BBC menghubungi WCF untuk memberikan komentar, tapi belum menerima balasan pada saat laporan ini dipublikasikan.
Apakah kita membayar harga yang pantas untuk cokelat yang kita makan?
Menurut juru kampanye dan bahkan beberapa orang di industri cokelat, ternyata kita tidak melakukannya.
Inkota, sebuah LSM yang berbasis di Jerman yang menjalankan kampanye kesadaran berrtajuk Make Chocolate Fair, mengatakan bahwa harga yang dibayarkan kepada produsen kakao memicu masalah yang dihadapi oleh industri cokelat.
"Petani kakao berada dalam kemiskinan yang parah dan itu terkait langsung dengan isu-isu seperti pekerja anak dan penggundulan hutan," Evelyn Bahn, penasihat Hak Asasi Manusia di Inkota.
Pada tahun 2020, para ahli jual-beli berkeadilan memperkirakan bahwa rata-rata petani kakao menghasilkan hanya US$0,90 per hari (sekitar Rp13.477). Nominal ini berada di bawah ambang batas kemiskinan ekstrem Bank Dunia, sebesar US$1,90 atau Rp28.452.
"Kemiskinan dan semua praktik perburuhan yang muncul terutama disebabkan oleh rendahnya harga yang dibayarkan kepada petani kakao," kata Michael Odijie.
Juru kampanye seperti Inkota dan Fairtrade Foundation percaya bahwa harga pasar untuk biji kakao perlu ditingkatkan untuk mengatasi situasi ini. Beberapa perusahaan cokelat, secara terbuka, juga telah berkomitmen untuk membayar lebih kepada petani.
Salah satunya adalah Tony's Chocolonely, sebuah bisnis di Belanda yang dimulai dari platform aktivisme melawan kerja paksa di industri cokelat. Saat ini Tony's Chocolonely menjadi merek cokelat dengan penjualan terbesar di negara tersebut.
"Alasan kami adalah untuk membuat cokelat bebas dari pekerja anak dan perbudakan. Dan membayar harga yang adil untuk kakao merupakan prinsip besar," kata Ben Greensmith, Direktur Pelaksana Tony's Chocolonely di Inggris.

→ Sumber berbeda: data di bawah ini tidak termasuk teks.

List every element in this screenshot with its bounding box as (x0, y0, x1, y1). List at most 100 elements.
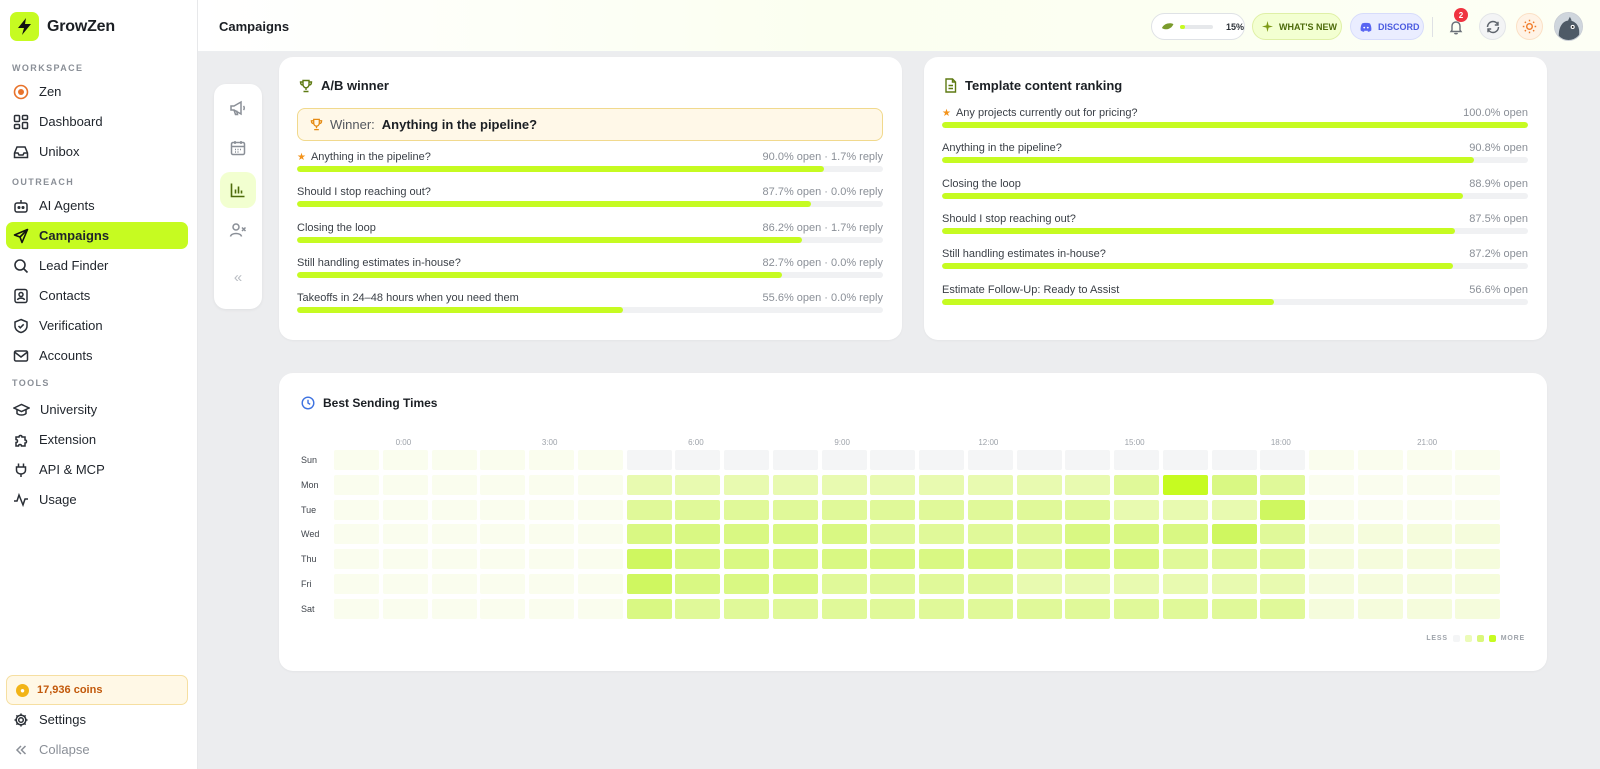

Dan itu tidak berarti bahwa pelanggan akhirnya akan membayar lebih mahal untuk menikmati kudapan manis itu. Inkota memperkirakan bahwa harga sebatang coklat 100 gram akan naik kurang dari US$0,20 (senilai Rp2.992) jika petani kakao dibayar dengan upah layak untuk produksi mereka.
"Itu bukan peningkatan yang besar tapi itu akan membuat perbedaan besar bagi kehidupan petani kakao," ujar Bahn.